Foreign Exchange
Imagine her: 22, attractive, alone, more than 4,500 miles from home. In a country whose native language is not hers. In a city of five million. On a Metro nearing midnight.
She exits the Metro and, to ease the long climb up the escalator at Gorkovskaya Station, shoves her folded umbrella into the side pocket of her duffle. She enters a moonless night, the White Nights of early summer a memory. Not far from the Neva, she crosses Kirovsky Prospekt bound for Malaya Posadskaya Street and the apartment house — built for socialist-realist artists in the 1930s — where she stays with her host family, a mother and daughter.
An arched entryway for cars, with a door to the right, pierces the bottom floor and leads to a center courtyard beyond.
No incandescent bulb lights the archway, and she uses her feet like the antennae of a cockroach, feeling for the potholes she knows are there.
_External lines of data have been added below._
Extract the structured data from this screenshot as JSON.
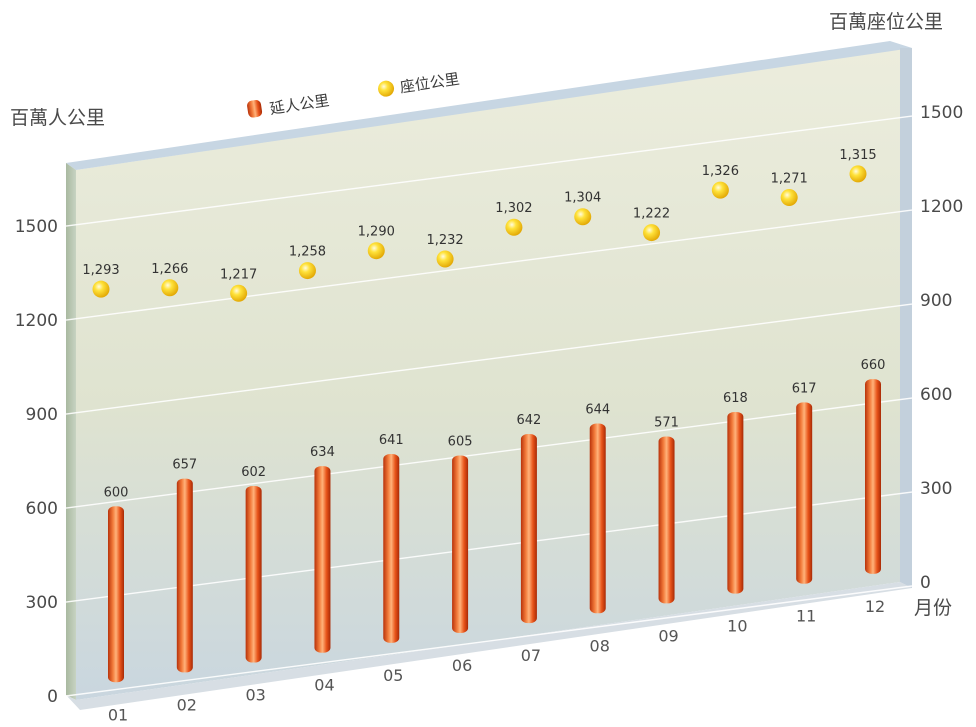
{
  "chart_data": {
    "type": "bar",
    "categories": [
      "01",
      "02",
      "03",
      "04",
      "05",
      "06",
      "07",
      "08",
      "09",
      "10",
      "11",
      "12"
    ],
    "x_unit": "月份",
    "series": [
      {
        "name": "延人公里",
        "axis": "left",
        "values": [
          600,
          657,
          602,
          634,
          641,
          605,
          642,
          644,
          571,
          618,
          617,
          660
        ]
      },
      {
        "name": "座位公里",
        "axis": "right",
        "values": [
          1293,
          1266,
          1217,
          1258,
          1290,
          1232,
          1302,
          1304,
          1222,
          1326,
          1271,
          1315
        ]
      }
    ],
    "left_axis": {
      "label": "百萬人公里",
      "ticks": [
        0,
        300,
        600,
        900,
        1200,
        1500
      ],
      "range": [
        0,
        1500
      ]
    },
    "right_axis": {
      "label": "百萬座位公里",
      "ticks": [
        0,
        300,
        600,
        900,
        1200,
        1500
      ],
      "range": [
        0,
        1500
      ]
    },
    "value_labels": {
      "bars": [
        "600",
        "657",
        "602",
        "634",
        "641",
        "605",
        "642",
        "644",
        "571",
        "618",
        "617",
        "660"
      ],
      "dots": [
        "1,293",
        "1,266",
        "1,217",
        "1,258",
        "1,290",
        "1,232",
        "1,302",
        "1,304",
        "1,222",
        "1,326",
        "1,271",
        "1,315"
      ]
    },
    "legend_position": "top-center",
    "colors": {
      "bar": "#e8541a",
      "dot": "#f3c400",
      "panel_top": "#eaeadb",
      "panel_bottom": "#cfd9e0"
    }
  }
}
She’s come home late before and expects, like those other times, to be alone. But as she emerges into the courtyard, hangs right to pass through the tall double doors into the foyer, she sees a man standing against the wall midway up the wide staircase.
He has wavy, dark hair, a bit wild, a slight mustache, dark eyes, like a twist between Charles Manson and the man in a white van who inhabited her fourth-grade nightmares. She doesn’t recall ever seeing him, but plenty of people she’s never met live in the building and she wants to assume the best about people.
She gets midway up the stairs:
“Dyevushka,” the man says to her. Young lady.
“Da?”
“Kotory chas?” What time is it?
“Nye znayu,” she says. I don’t know. “Polnoch?” Midnight?
Her Russian’s pretty good. She’s been told she could pass for a Russian-speaking Estonian.
She climbs past him and steps into the lift. He approaches. But he doesn’t get on. At the door, he reaches out for her.
In that moment, time slows. The white noise in her mind puckers into a blank screen and she doesn’t quite understand what’s happening.
“Chto?” she says to him. What?
If, in her mind, she’s been over a thousand times what she would do in such a situation, all of that vanishes. Only one faint thread exists: a will to live.
“Tikho,” he says. Quiet. And reaches for her right breast.
“Chto?” This time, she says it louder.
“Shhh … tikho,” he says and starts to touch her chest.
And quicker than all that’s passed, she feels a surge, beginning in the balls of her feet, coursing through her body and stopping at her throat.
In perfect English, she explodes: “You a******!”
Just as quickly as the surge roared up, the man pulls back and runs down the steps.
She slams her thumb against the five button. The weak and the strong mingle in her body until she can discern no difference. There’s no time to exhale, yet she’s panting: Can this lift be any slower? Hurry up. Hurry up. Hurry up. She fumbles for the apartment key. She fumbles for the umbrella, another weapon in the arsenal of fist, elbow, knee and foot. She cannot unpocket it fast enough.
Fifth floor. She dashes to the door, trying to steady herself and steady the key. Has opening a door ever taken so long? Finally she’s in. She closes the door quickly yet firmly in case the Manson look-alike is making his way up the stairs. She locks it quietly, leaves the lights off, places her duffle down gently. She sees the family dog Karena, a silhouette in the kitchen doorway, and crouches to embrace her.
Still, she listens for feet on the stairs. She waits this way for what seems hours, and only then, after hearing nothing does she cry into the coat of the knowing Karena.